To make matters worse, many of these taxpayers have no idea they will owe this extra tax when they file their 2012 returns. Withholding schedules for 2012 did not reflect the expiration of the patch and it is a safe bet that few taxpayers factored it into their estimated payments for tax year 2012. One can hope that underpayment penalties will not be assessed on AMT taxpayers who paid too little withholding and estimated tax this year. But even without penalties, an extra $1,000 or more in unanticipated liability in April will be a cruel hit on many middle-income families.

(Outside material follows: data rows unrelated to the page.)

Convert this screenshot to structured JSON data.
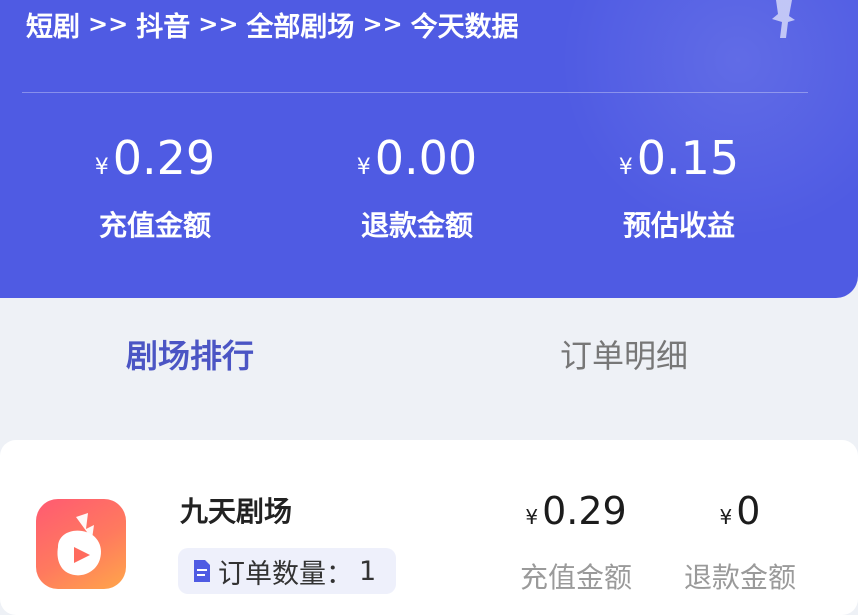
{
  "header": {
    "breadcrumb": [
      "短剧",
      "抖音",
      "全部剧场",
      "今天数据"
    ],
    "separator": ">>",
    "stats": [
      {
        "currency": "¥",
        "value": "0.29",
        "label": "充值金额"
      },
      {
        "currency": "¥",
        "value": "0.00",
        "label": "退款金额"
      },
      {
        "currency": "¥",
        "value": "0.15",
        "label": "预估收益"
      }
    ]
  },
  "tabs": [
    {
      "label": "剧场排行",
      "active": true
    },
    {
      "label": "订单明细",
      "active": false
    }
  ],
  "theater_list": [
    {
      "name": "九天剧场",
      "order_count_label": "订单数量：",
      "order_count": "1",
      "recharge": {
        "currency": "¥",
        "value": "0.29",
        "label": "充值金额"
      },
      "refund": {
        "currency": "¥",
        "value": "0",
        "label": "退款金额"
      }
    }
  ],
  "colors": {
    "header_bg": "#4f5be3",
    "active_tab": "#4b55c4",
    "page_bg": "#eef1f6"
  }
}
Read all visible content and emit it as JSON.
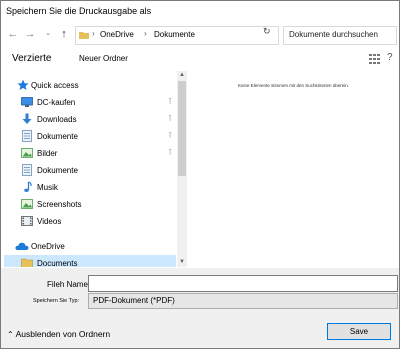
{
  "window": {
    "title": "Speichern Sie die Druckausgabe als"
  },
  "address_bar": {
    "back_icon": "arrow-left-icon",
    "forward_icon": "arrow-right-icon",
    "recent_icon": "chevron-down-icon",
    "up_icon": "arrow-up-icon",
    "breadcrumbs": [
      "OneDrive",
      "Dokumente"
    ],
    "separator": "›",
    "refresh_icon": "refresh-icon",
    "search_placeholder": "Dokumente durchsuchen"
  },
  "toolbar": {
    "organize_label": "Verzierte",
    "new_folder_label": "Neuer Ordner"
  },
  "nav_pane": {
    "items": [
      {
        "label": "Quick access",
        "icon": "star-icon",
        "level": 0,
        "pinned": false
      },
      {
        "label": "DC-kaufen",
        "icon": "monitor-icon",
        "level": 1,
        "pinned": true
      },
      {
        "label": "Downloads",
        "icon": "download-icon",
        "level": 1,
        "pinned": true
      },
      {
        "label": "Dokumente",
        "icon": "documents-icon",
        "level": 1,
        "pinned": true
      },
      {
        "label": "Bilder",
        "icon": "pictures-icon",
        "level": 1,
        "pinned": true
      },
      {
        "label": "Dokumente",
        "icon": "documents-icon",
        "level": 1,
        "pinned": false
      },
      {
        "label": "Musik",
        "icon": "music-icon",
        "level": 1,
        "pinned": false
      },
      {
        "label": "Screenshots",
        "icon": "pictures-icon",
        "level": 1,
        "pinned": false
      },
      {
        "label": "Videos",
        "icon": "video-icon",
        "level": 1,
        "pinned": false
      },
      {
        "label": "OneDrive",
        "icon": "cloud-icon",
        "level": 0,
        "pinned": false
      },
      {
        "label": "Documents",
        "icon": "documents-icon",
        "level": 1,
        "pinned": false,
        "selected": true
      }
    ]
  },
  "content": {
    "empty_message": "Keine Elemente stimmen mit den Suchkriterien überein."
  },
  "bottom": {
    "filename_label": "Fileh Namen an:",
    "filename_value": "",
    "filetype_label": "Speichern Sie Typ:",
    "filetype_value": "PDF-Dokument (*PDF)",
    "hide_folders_label": "Ausblenden von Ordnern",
    "save_label": "Save"
  },
  "colors": {
    "selection": "#cce8ff",
    "accent": "#0078d7",
    "star": "#1e7ad8"
  }
}
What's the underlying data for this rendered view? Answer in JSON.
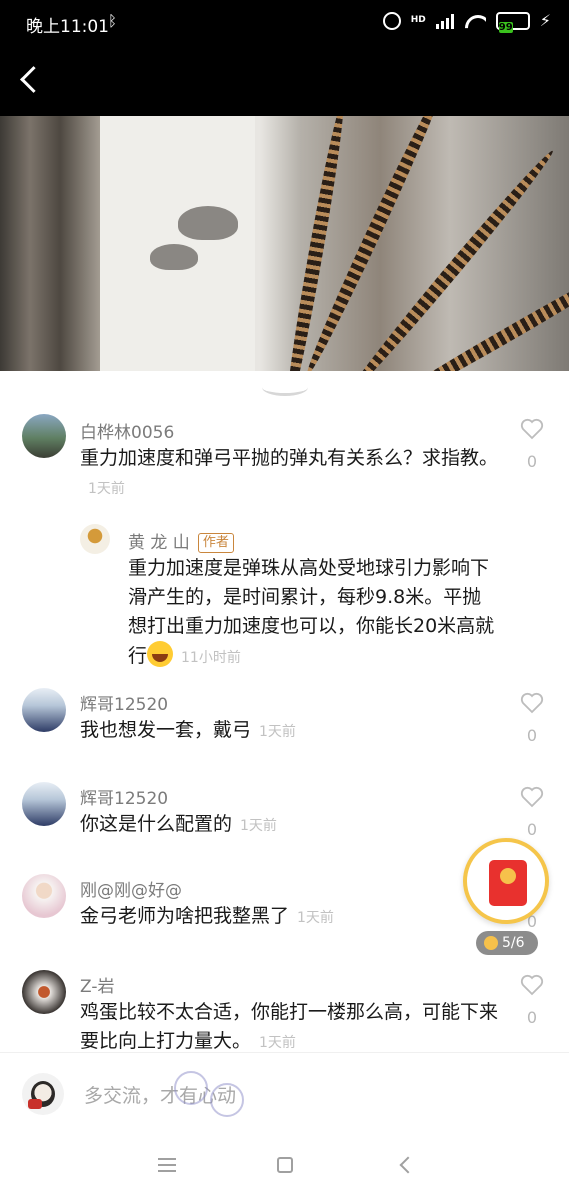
{
  "status_bar": {
    "time": "晚上11:01",
    "bluetooth_icon": "bluetooth-icon",
    "network": "HD",
    "battery": "99"
  },
  "comments": [
    {
      "user": "白桦林0056",
      "text": "重力加速度和弹弓平抛的弹丸有关系么？求指教。",
      "time": "1天前",
      "likes": "0",
      "reply": {
        "user": "黄 龙 山",
        "badge": "作者",
        "text": "重力加速度是弹珠从高处受地球引力影响下滑产生的，是时间累计，每秒9.8米。平抛想打出重力加速度也可以，你能长20米高就行",
        "time": "11小时前"
      }
    },
    {
      "user": "辉哥12520",
      "text": "我也想发一套，戴弓",
      "time": "1天前",
      "likes": "0"
    },
    {
      "user": "辉哥12520",
      "text": "你这是什么配置的",
      "time": "1天前",
      "likes": "0"
    },
    {
      "user": "刚@刚@好@",
      "text": "金弓老师为啥把我整黑了",
      "time": "1天前",
      "likes": "0"
    },
    {
      "user": "Z-岩",
      "text": "鸡蛋比较不太合适，你能打一楼那么高，可能下来要比向上打力量大。",
      "time": "1天前",
      "likes": "0"
    }
  ],
  "red_packet": {
    "progress": "5/6"
  },
  "input": {
    "placeholder": "多交流，才有心动"
  },
  "colors": {
    "accent": "#c9863d",
    "red_packet": "#e8312e",
    "ring": "#f5c54a"
  }
}
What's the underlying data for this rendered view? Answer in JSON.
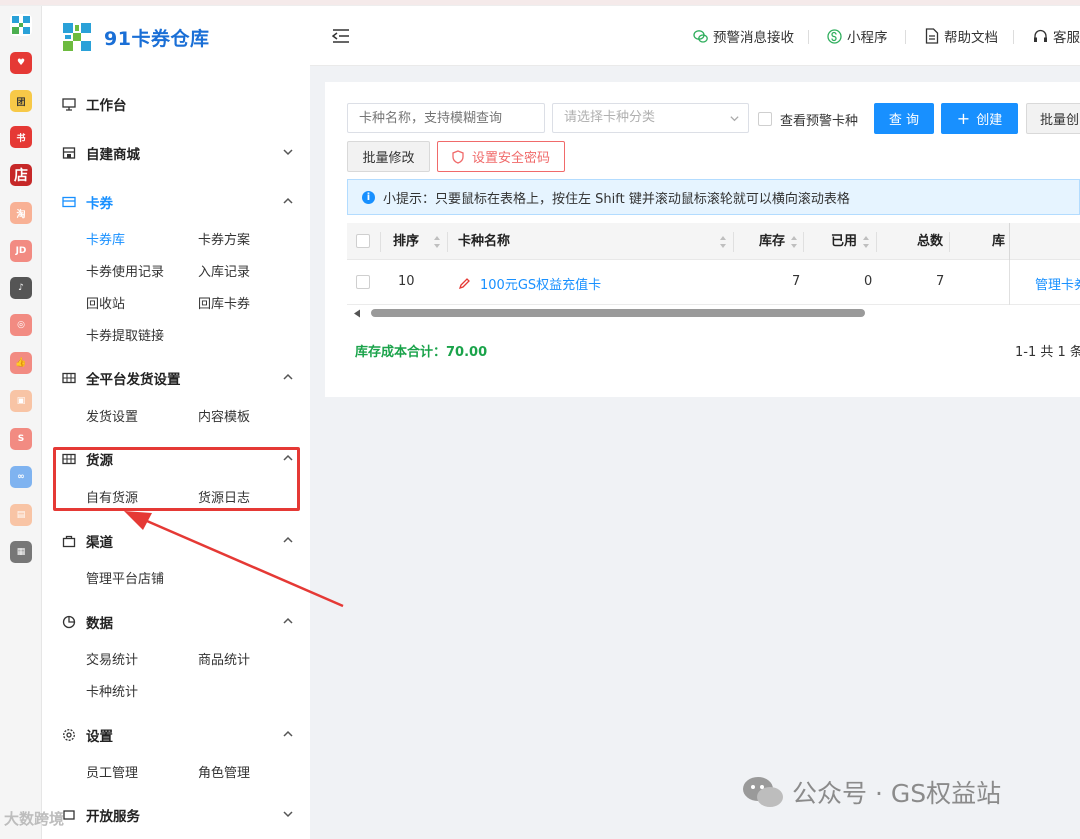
{
  "app": {
    "title": "91卡券仓库"
  },
  "header": {
    "items": [
      "预警消息接收",
      "小程序",
      "帮助文档",
      "客服"
    ]
  },
  "menu": {
    "workbench": "工作台",
    "mall": "自建商城",
    "coupons": "卡券",
    "coupons_sub": [
      "卡券库",
      "卡券方案",
      "卡券使用记录",
      "入库记录",
      "回收站",
      "回库卡券",
      "卡券提取链接"
    ],
    "delivery": "全平台发货设置",
    "delivery_sub": [
      "发货设置",
      "内容模板"
    ],
    "source": "货源",
    "source_sub": [
      "自有货源",
      "货源日志"
    ],
    "channel": "渠道",
    "channel_sub": [
      "管理平台店铺"
    ],
    "data": "数据",
    "data_sub": [
      "交易统计",
      "商品统计",
      "卡种统计"
    ],
    "settings": "设置",
    "settings_sub": [
      "员工管理",
      "角色管理"
    ],
    "open": "开放服务"
  },
  "toolbar": {
    "name_placeholder": "卡种名称，支持模糊查询",
    "category_placeholder": "请选择卡种分类",
    "warning_checkbox": "查看预警卡种",
    "query": "查 询",
    "create": "创建",
    "batch_create": "批量创",
    "batch_edit": "批量修改",
    "security_password": "设置安全密码"
  },
  "tip": "小提示：只要鼠标在表格上，按住左 Shift 键并滚动鼠标滚轮就可以横向滚动表格",
  "table": {
    "columns": [
      "排序",
      "卡种名称",
      "库存",
      "已用",
      "总数",
      "库"
    ],
    "rows": [
      {
        "sort": "10",
        "name": "100元GS权益充值卡",
        "stock": "7",
        "used": "0",
        "total": "7",
        "action": "管理卡券"
      }
    ]
  },
  "summary": "库存成本合计：70.00",
  "pager": "1-1 共 1 条",
  "watermark": {
    "right": "公众号 · GS权益站",
    "left": "大数跨境"
  },
  "colors": {
    "primary": "#1890ff",
    "highlight": "#e53935",
    "summary": "#1aa34a"
  }
}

I wish I could end this post here. But the damage goes beyond those who will pay more taxes. The unpatched AMT includes complex rules for reducing certain tax credits and deductions under the regular tax if these benefits would otherwise make a taxpayer subject to AMT. IRS has designed its systems under the assumption that Congress would patch the AMT for tax year 2012 and will need to make extensive changes absent a patch. As a result, IRS estimates that over 60 million taxpayers, nearly half of all individual tax filers, may not be able to file their 2012 returns until March or later. So even if you won’t owe more tax this spring, your refund may be delayed for months.
Those lawmakers who seem willing to drive us over the cliff should consider how their failure to fix the AMT would affect millions of Americans. They are going to need a good story to tell taxpayers whose refunds will be delayed and a better one to tell those who will owe thousands of dollars more in taxes come April.